The number of C. albicans colonies attached to the surface of the control was very high, as confirmed by the SEM images; however, it gradually decreased as the content of Zn-PBG increased. The quantity of C. albicans attached to the surface was significantly lower in the 7% Zn-PBG group than in the control group. The results are similar to the findings of silver- and gallium-doped bioactive glass additives37,41,42. The effect against C.albicans observed in our study improved with Zn concentration, which is contrary to the observations when only nanoparticles were loaded. The authors reported a high variance and no surface attachment improvement with increasing concentration of silver nanoparticle43.
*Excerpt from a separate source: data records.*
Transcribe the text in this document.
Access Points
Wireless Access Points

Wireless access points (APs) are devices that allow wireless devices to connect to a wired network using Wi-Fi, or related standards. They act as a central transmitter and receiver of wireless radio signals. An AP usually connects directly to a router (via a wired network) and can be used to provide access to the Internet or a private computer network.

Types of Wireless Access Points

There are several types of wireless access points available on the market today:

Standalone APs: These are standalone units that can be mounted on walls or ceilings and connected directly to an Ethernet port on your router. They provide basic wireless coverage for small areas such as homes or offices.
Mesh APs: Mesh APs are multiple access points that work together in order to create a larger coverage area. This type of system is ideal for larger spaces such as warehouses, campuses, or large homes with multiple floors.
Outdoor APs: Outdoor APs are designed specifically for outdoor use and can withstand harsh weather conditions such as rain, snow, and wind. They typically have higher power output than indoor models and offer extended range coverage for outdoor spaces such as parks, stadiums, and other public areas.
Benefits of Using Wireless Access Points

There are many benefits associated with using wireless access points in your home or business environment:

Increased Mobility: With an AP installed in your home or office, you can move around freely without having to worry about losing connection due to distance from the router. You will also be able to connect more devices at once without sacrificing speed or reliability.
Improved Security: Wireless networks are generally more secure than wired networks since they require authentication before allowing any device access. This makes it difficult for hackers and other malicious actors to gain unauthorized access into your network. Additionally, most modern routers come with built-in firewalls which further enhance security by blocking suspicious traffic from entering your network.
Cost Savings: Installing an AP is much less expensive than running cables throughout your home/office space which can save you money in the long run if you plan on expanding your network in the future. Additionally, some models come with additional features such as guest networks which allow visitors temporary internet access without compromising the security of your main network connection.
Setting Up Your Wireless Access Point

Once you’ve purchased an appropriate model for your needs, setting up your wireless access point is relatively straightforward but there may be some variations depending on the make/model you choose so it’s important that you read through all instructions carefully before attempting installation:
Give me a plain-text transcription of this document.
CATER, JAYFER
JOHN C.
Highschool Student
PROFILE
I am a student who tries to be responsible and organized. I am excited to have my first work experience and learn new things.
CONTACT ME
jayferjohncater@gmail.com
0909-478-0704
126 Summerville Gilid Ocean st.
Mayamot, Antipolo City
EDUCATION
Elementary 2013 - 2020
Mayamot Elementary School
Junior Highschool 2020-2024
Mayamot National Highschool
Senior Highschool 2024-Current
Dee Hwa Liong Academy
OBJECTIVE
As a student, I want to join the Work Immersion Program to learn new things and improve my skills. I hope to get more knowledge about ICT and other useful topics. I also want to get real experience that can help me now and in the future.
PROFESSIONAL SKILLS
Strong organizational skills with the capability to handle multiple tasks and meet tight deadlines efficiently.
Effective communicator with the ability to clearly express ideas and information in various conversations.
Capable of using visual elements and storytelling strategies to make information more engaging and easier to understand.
An analysis of the ion release results indicated that the contents of Ca, P, and Zn ions were significantly higher in the experimental groups than in the control group. Increasing the Zn-ion content was correlated with a decrease in the number of C. albicans isolates. Zn is an important mineral that plays a role in microbial inhibition24. Furthermore, the antibacterial activity of Zn ions and the binding action of Ca, P, Na, and Si ions stimulate the assimilation reaction44. These constructive effects depend on the concentration of Zn ions released; in previous studies, they were prominent at low concentrations and were exponentially suppressed as the zinc oxide content of the glass increased29. This is consistent with the results of this study, in which PMMA containing Zn-PBG exhibited an antimicrobial effect against C. albicans. However, the results of the present study reflect the effect of glass composition on ion release from a commercially designed PMMA system. Considering the above points, a modified resin matrix system could be developed that accounts for absolute ion release and related limiting dose while factoring possible adverse effects.

Our results can be utilized as basic data for the development of auto-polymerized acrylic resin with antimicrobial effects in the future. Furthermore, with an optimal concentration deduced from the results of the present study, future application with heat and microwave assisted denture base resins can be examined. However, long-term experimental studies are required to evaluate their clinical use. Cytotoxic tests and long-term studies of the durability of the antimicrobial effect must be performed, and the findings presented here should be confirmed by experiments conducted in vivo.

Conclusion

In this study, an auto-polymerized acrylic resin containing Zn-PBG was fabricated, its physical and mechanical properties were measured, and its antimicrobial activity was confirmed. The main conclusions are as follows:

  1. 1.

    The addition of Zn-PBG did not result in loss of flexural strength, modulus of elasticity, hardness, or contact angle.

  2. 2.

    The C. albicans colony formation decreased as the Zn-PBG content increased.

  3. 3.

    The number of Ca, P, and Zn ions released increased as the Zn-PBG content increased.

Thus, incorporation of Zn-PBG into the auto-polymerized acrylic resin inhibited colonization by C. albicans without decreasing the overall physical and mechanical properties.